En revanche, la forte tête l’avoue volontiers, il s’est pris de passion pour son métier. « Je n’aurais pas pu faire autre chose. On touchait à tout : mécanique, ajustage, électrique, automatisme, électronique... C’était exceptionnel. Je ne me suis jamais ennuyé. » Détenteur d’un CAP ajusteur mécanicien, touche-à-tout, Claude s’est trouvé un boulot sur mesure : l’agent de maintenance doit s’assurer du bon fonctionnement des machines, de l’entretien des matériels, des réparations d’appareils en panne. Un poste qui lui permet de tisser des liens : « Il y avait une grande solidarité dans le groupe de la maintenance. »

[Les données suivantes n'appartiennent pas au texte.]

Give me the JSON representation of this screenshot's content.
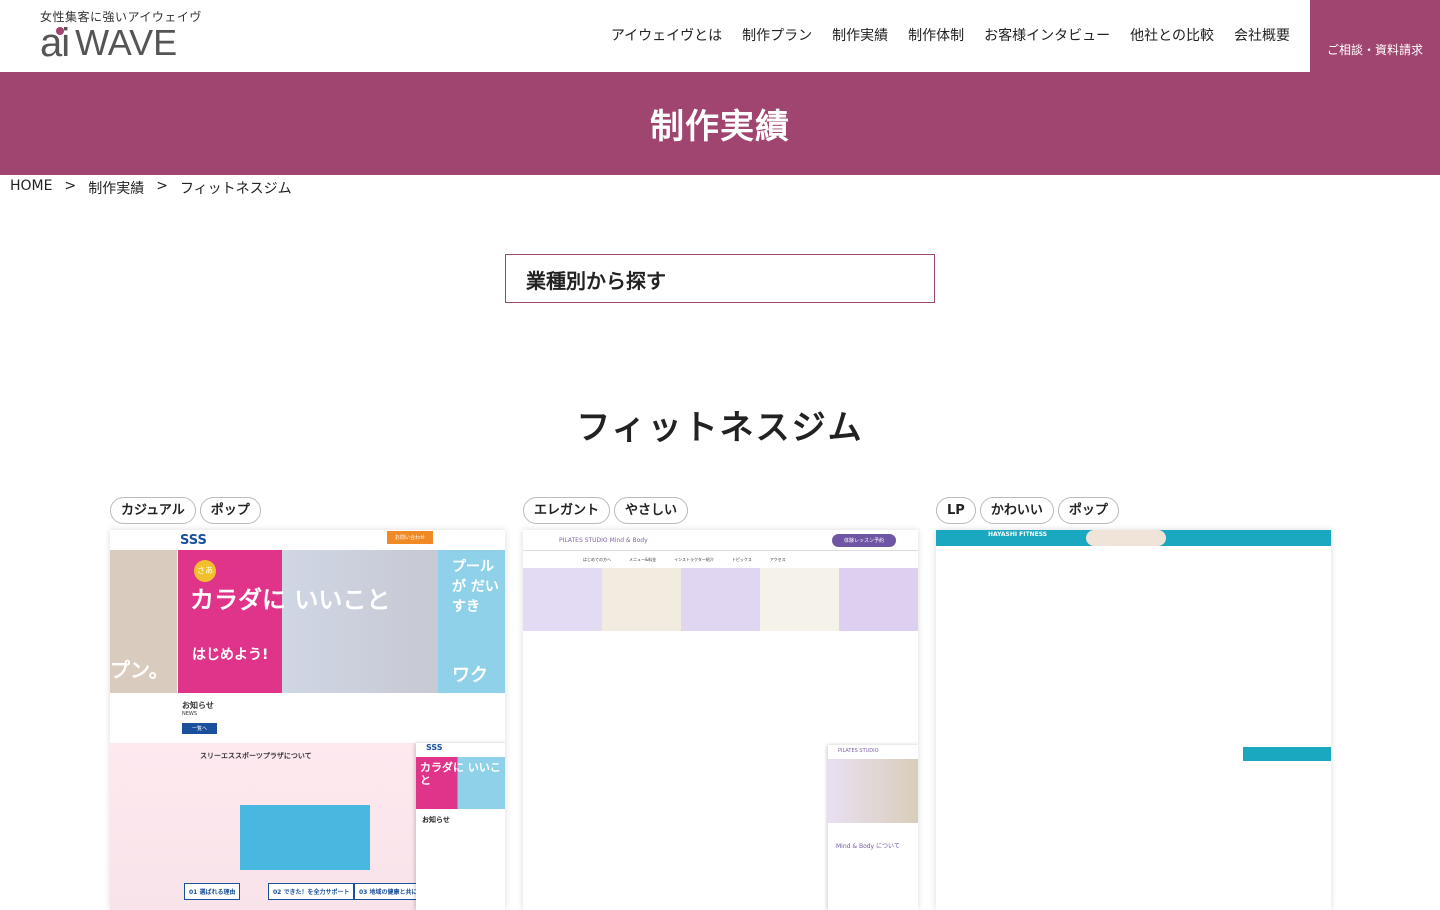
{
  "header": {
    "tagline": "女性集客に強いアイウェイヴ",
    "logo_ai": "ai",
    "logo_wave": "WAVE",
    "nav": [
      "アイウェイヴとは",
      "制作プラン",
      "制作実績",
      "制作体制",
      "お客様インタビュー",
      "他社との比較",
      "会社概要"
    ],
    "cta": "ご相談・資料請求"
  },
  "banner": {
    "title": "制作実績"
  },
  "breadcrumb": {
    "home": "HOME",
    "sep": ">",
    "level1": "制作実績",
    "current": "フィットネスジム"
  },
  "search": {
    "label": "業種別から探す"
  },
  "section": {
    "title": "フィットネスジム"
  },
  "cards": [
    {
      "tags": [
        "カジュアル",
        "ポップ"
      ],
      "thumb": {
        "logo": "SSS",
        "contact": "お問い合わせ",
        "badge": "さあ",
        "headline": "カラダに いいこと",
        "sub": "はじめよう!",
        "left_text": "プン。",
        "right_top": "プールが だいすき",
        "right_bottom": "ワク",
        "news_title": "お知らせ",
        "news_sub": "NEWS",
        "news_btn": "一覧へ",
        "about": "スリーエススポーツプラザについて",
        "features": [
          "01 選ばれる理由",
          "02 できた！を全力サポート",
          "03 地域の健康と共に"
        ],
        "phone_logo": "SSS",
        "phone_hero": "カラダに いいこと",
        "phone_news": "お知らせ"
      },
      "colors": {
        "primary": "#1a4f9c",
        "accent": "#e0348b",
        "orange": "#f08a24"
      }
    },
    {
      "tags": [
        "エレガント",
        "やさしい"
      ],
      "thumb": {
        "logo": "PILATES STUDIO Mind & Body",
        "book": "体験レッスン予約",
        "nav": [
          "はじめての方へ",
          "メニュー&料金",
          "インストラクター紹介",
          "トピックス",
          "アクセス"
        ],
        "phone_logo": "PILATES STUDIO",
        "phone_title": "Mind & Body について"
      },
      "colors": {
        "primary": "#6f56a5",
        "light": "#e8e0f2"
      }
    },
    {
      "tags": [
        "LP",
        "かわいい",
        "ポップ"
      ],
      "thumb": {
        "name": "HAYASHI FITNESS"
      },
      "colors": {
        "primary": "#1aa7c0"
      }
    }
  ],
  "brand_color": "#a0456f"
}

A l’époque, les salariés se retrouvent le soir après leur journée de travail pour des tournois de football interservices. « Ils venaient faire la java dans le garage après le foot, à 40, 50 personnes... », soupire Anne-Marie en roulant les yeux devant un Claude tout sourire. « Ça n’existe plus tout ça », reprend celui-ci avec sérieux.
Des inquiétudes sans apitoiement
Aujourd’hui, les deux anciens de La Janais regardent d’un œil inquiet les bouleversements subis par l’usine, en plein plan de restructuration. « On connaît des gens dont les enfants y travaillent, nous-mêmes on a de la famille qui y travaille, c’est un gros souci », affirme Anne-Marie, avant de revêtir sa casquette d’élue municipale. « Le maire est soucieux, il essaye de tout faire, à ce qu’il y ait au moins quelque chose qui s’implante et que ces solutions soient pérennes. » Claude a lui aussi du mal à rester optimiste quant à l’avenir de l’entreprise dans laquelle il a passé toute sa vie professionnelle : « J’espère que l’usine ne va pas fermer, mais je pense que si. C’est malheureux. »Pour l’un comme l’autre, la priorité est de préserver les emplois de ceux qui ont pris leur relève à La Janais. Mais pas question de s’apitoyer sur le sort de Peugeot-Citroën. « C’est une société que je portais dans mon cœur parce qu’au travers du travail que je fournissais, on me donnait un salaire », résume Claude, pragmatique. « De là à les porter en triomphe en permanence, non. » Les deux chevrons de la marque, ils les ont laissés dans ces petites boîtes au fond d’un tiroir, à leur départ en retraite. Les Laubé n’accordent pas beaucoup d’importance aux breloques.